Cuántas veces ha escuchado en las noticias sobre víctimas de fraudes por cajas de ahorro que desaparecen con el dinero de los usuarios, para evitar ese tipo de ilícitos, antes de guardar su dinero en un lugar de ese tipo debe revisar si está constituido legalmente como una Sociedad Cooperativa de Ahorro y Préstamo (SCAP).

Asimismo debe revisar si está o no autorizada para operar por la Comisión Nacional Bancaria y de Valores (CNBV).

De acuerdo con datos del Fideicomiso del Fondo de Supervisión Auxiliar de Sociedades Cooperativas de Ahorro y Préstamo y de Protección a sus Ahorradores (Focoop), actualmente se encuentran registradas 624 sociedades a nivel nacional, de las cuales solamente 86 cuentan con autorización.

Las sociedades restantes no han sido autorizadas, 302 son de nivel básico, es decir, son pequeñas, por el tamaño de sus activos son menores a 2.5 millones de Unidades de Inversión (UDIS) y no requieren autorización de la CNBV.

Otras 183 se encuentran en situación de prórroga o en proceso de autorización, 28 aún no han sido evaluadas y 25 no han presentado información financiera, lo que significa que están en situación de insolvencia o potencial quiebra, es con estas últimas con las que se debe tener especial cuidado en no depositar sus ahorros.

De acuerdo con la Comisión Nacional para la Defensa de los Usuarios de las Instituciones Financieras (Condusef) una verdadera SCAP da un certificado que lo acredita como socio, permite participar en la toma de decisiones, da voz y voto en las asambleas generales y mantiene informado sobre la situación financiera de la sociedad.

Las cajas de ahorro no tienen clientes, sino socios; es decir, no hay un beneficiario único de las ganancias de éstas.

Un ejemplo de ello es que para pertenecer a una caja de ahorro tiene que aportar una cuota inicial, lo que forma parte del capital social de la cooperativa y a cambio le entregan un certificado que lo acredita como socio.

Si después decide abandonar la sociedad, le devuelven su aportación junto con sus ahorros, siempre y cuando no haya dejado algo en garantía de algún préstamo vigente.

Otro factor que distingue a las cajas confiables es que cada socio tiene voz y voto en las asambleas y es su derecho recibir información financiera de la sociedad en el momento en que la solicite.
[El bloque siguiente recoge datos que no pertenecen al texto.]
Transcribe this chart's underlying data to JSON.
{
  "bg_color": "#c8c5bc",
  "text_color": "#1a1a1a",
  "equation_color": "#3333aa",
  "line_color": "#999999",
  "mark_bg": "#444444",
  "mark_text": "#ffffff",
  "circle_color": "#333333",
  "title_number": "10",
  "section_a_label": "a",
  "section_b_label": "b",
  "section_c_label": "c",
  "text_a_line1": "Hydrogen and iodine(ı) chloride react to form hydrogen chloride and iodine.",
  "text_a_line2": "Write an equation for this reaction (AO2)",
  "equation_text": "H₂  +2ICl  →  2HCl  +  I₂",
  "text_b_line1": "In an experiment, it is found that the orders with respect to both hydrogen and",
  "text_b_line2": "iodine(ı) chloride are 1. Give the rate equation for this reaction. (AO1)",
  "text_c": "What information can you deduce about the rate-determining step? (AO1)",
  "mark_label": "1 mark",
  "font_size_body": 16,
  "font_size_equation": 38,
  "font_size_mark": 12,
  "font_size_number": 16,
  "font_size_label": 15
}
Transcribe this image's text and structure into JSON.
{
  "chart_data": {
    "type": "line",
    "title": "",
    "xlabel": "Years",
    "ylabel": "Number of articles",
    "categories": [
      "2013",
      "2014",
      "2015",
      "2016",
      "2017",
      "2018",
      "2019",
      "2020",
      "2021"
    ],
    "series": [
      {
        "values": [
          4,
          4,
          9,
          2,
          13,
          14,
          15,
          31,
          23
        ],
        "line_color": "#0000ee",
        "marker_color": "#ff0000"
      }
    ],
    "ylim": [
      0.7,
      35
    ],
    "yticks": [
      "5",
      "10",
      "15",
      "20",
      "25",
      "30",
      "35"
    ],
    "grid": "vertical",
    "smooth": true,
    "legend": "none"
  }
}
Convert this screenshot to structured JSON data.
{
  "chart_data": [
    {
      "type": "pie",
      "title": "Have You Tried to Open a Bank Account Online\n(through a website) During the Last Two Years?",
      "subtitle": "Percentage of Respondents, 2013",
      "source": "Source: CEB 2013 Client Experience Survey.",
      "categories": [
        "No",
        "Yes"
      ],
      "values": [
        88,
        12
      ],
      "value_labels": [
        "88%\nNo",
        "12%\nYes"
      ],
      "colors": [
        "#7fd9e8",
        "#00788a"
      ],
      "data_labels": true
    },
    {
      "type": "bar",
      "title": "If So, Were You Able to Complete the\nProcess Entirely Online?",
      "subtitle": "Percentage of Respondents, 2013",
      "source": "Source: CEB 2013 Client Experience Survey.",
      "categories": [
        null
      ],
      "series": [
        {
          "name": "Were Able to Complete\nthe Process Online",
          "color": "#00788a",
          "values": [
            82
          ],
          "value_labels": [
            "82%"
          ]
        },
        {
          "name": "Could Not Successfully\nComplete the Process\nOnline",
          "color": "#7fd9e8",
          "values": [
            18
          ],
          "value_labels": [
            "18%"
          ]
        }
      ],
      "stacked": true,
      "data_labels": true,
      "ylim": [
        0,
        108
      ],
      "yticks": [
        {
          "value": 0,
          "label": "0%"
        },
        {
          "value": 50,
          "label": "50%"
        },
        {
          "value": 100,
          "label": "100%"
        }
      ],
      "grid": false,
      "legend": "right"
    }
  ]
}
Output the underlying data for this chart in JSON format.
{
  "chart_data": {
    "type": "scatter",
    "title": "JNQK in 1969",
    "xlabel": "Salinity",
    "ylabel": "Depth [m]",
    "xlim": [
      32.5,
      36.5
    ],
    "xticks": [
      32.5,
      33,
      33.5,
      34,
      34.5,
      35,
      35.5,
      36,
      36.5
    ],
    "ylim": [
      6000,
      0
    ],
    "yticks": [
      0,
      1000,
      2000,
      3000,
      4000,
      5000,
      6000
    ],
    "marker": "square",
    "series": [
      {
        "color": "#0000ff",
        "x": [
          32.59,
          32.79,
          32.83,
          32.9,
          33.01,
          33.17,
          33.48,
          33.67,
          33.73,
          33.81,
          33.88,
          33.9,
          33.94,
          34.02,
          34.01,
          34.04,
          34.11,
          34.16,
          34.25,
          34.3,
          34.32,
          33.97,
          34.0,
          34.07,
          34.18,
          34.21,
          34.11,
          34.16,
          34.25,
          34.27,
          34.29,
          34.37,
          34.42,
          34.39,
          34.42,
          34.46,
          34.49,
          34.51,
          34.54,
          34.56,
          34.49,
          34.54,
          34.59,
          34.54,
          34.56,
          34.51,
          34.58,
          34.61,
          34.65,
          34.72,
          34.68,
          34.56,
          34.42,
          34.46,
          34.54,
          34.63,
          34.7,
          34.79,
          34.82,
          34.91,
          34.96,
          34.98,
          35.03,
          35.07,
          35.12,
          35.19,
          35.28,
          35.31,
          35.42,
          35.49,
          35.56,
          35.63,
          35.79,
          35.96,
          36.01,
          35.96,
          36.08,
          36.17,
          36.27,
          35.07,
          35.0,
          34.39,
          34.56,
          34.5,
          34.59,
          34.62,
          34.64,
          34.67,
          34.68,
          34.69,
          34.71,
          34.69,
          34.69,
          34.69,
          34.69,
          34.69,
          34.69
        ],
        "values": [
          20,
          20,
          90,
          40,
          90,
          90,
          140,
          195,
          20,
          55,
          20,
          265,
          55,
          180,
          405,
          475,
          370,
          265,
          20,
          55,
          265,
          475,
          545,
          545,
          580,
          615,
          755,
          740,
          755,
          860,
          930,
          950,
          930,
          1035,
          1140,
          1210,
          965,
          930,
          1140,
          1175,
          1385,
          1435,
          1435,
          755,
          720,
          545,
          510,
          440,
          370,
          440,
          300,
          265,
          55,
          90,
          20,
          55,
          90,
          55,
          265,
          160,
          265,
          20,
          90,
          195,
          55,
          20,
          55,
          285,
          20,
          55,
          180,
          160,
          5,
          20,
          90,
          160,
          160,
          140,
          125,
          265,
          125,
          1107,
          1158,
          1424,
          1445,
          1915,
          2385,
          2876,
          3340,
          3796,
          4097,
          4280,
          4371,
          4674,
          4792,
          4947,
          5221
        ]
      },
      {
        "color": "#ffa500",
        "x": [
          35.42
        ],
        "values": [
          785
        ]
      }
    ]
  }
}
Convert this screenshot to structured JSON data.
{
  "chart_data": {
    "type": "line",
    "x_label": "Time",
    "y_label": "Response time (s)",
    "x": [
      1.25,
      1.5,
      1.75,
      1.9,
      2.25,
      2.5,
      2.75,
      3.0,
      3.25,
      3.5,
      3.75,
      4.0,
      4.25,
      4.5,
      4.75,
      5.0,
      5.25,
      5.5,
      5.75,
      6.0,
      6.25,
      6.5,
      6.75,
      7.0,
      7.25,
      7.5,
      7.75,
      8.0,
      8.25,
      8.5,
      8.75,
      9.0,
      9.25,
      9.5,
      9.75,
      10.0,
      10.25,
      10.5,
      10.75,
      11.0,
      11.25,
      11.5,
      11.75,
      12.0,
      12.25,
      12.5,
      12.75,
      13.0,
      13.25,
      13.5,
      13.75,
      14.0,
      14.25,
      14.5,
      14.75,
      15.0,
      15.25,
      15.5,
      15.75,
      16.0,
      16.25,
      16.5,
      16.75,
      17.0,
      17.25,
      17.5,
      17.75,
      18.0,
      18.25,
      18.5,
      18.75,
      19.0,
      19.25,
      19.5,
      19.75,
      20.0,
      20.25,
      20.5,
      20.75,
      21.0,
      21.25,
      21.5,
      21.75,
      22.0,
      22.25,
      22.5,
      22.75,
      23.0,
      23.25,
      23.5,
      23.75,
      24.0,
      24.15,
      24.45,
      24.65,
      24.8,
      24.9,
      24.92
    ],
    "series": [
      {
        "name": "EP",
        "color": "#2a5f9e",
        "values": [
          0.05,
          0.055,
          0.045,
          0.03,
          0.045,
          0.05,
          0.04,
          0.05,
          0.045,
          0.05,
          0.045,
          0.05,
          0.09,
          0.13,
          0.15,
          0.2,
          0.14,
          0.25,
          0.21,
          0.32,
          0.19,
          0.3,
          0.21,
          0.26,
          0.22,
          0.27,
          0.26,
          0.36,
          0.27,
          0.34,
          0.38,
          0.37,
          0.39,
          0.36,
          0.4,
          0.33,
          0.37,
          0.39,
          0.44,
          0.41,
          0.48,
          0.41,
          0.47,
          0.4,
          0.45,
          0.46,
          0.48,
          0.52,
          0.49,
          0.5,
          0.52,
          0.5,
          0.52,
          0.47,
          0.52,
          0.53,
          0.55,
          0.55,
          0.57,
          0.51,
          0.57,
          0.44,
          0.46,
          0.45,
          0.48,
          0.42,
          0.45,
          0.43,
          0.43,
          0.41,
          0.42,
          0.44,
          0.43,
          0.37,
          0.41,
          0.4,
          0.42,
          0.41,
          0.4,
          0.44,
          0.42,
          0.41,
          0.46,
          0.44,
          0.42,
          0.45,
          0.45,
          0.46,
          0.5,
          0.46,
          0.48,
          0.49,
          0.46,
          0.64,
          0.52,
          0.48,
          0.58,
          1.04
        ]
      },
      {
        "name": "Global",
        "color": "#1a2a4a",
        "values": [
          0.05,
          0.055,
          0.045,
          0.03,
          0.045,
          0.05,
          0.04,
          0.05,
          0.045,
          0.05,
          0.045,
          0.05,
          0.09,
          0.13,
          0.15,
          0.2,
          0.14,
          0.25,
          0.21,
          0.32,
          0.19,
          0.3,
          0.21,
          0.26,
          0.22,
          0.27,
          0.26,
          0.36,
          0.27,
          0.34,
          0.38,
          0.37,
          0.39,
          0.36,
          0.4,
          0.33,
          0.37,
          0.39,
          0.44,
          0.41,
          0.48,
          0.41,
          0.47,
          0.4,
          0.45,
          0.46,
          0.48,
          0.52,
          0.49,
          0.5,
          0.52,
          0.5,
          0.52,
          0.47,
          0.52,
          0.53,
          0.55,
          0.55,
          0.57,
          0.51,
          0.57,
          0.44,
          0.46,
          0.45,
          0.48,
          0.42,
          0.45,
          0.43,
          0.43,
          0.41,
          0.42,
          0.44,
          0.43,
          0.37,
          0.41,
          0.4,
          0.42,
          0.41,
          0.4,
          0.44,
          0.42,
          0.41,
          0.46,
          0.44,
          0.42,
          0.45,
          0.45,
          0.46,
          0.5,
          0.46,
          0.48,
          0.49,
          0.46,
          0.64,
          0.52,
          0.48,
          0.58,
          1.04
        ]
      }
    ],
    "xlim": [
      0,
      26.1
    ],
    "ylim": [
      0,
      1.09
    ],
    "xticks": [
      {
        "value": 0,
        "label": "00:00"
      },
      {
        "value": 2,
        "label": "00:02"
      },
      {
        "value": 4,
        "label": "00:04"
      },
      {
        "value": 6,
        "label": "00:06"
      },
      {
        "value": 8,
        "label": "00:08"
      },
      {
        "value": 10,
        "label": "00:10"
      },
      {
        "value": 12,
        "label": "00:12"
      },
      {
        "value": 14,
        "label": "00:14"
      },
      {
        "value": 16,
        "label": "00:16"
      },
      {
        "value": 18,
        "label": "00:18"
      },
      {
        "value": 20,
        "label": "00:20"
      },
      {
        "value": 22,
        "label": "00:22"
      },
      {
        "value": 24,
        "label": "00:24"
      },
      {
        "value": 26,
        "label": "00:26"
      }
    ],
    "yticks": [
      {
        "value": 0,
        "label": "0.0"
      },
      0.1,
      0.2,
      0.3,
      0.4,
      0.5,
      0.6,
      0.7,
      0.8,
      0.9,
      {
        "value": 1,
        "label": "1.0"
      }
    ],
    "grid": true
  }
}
Ponga atención en focos rojos

Una caja de ahorro que puede incurrir en algún fraude es donde hay un administrador único o “dueño”. Ofrece elevadas tasas de interés, superiores a 10% anual por sus ahorros.

Este tipo de instituciones aparecen de un día para otro y no dan copia del contrato al formalizar su relación con la sociedad.

Para evitar caer en cajas inseguras, es recomendable investigar sobre la seriedad y antigüedad de la institución, pregunte si cuenta con un fondo de protección al ahorro.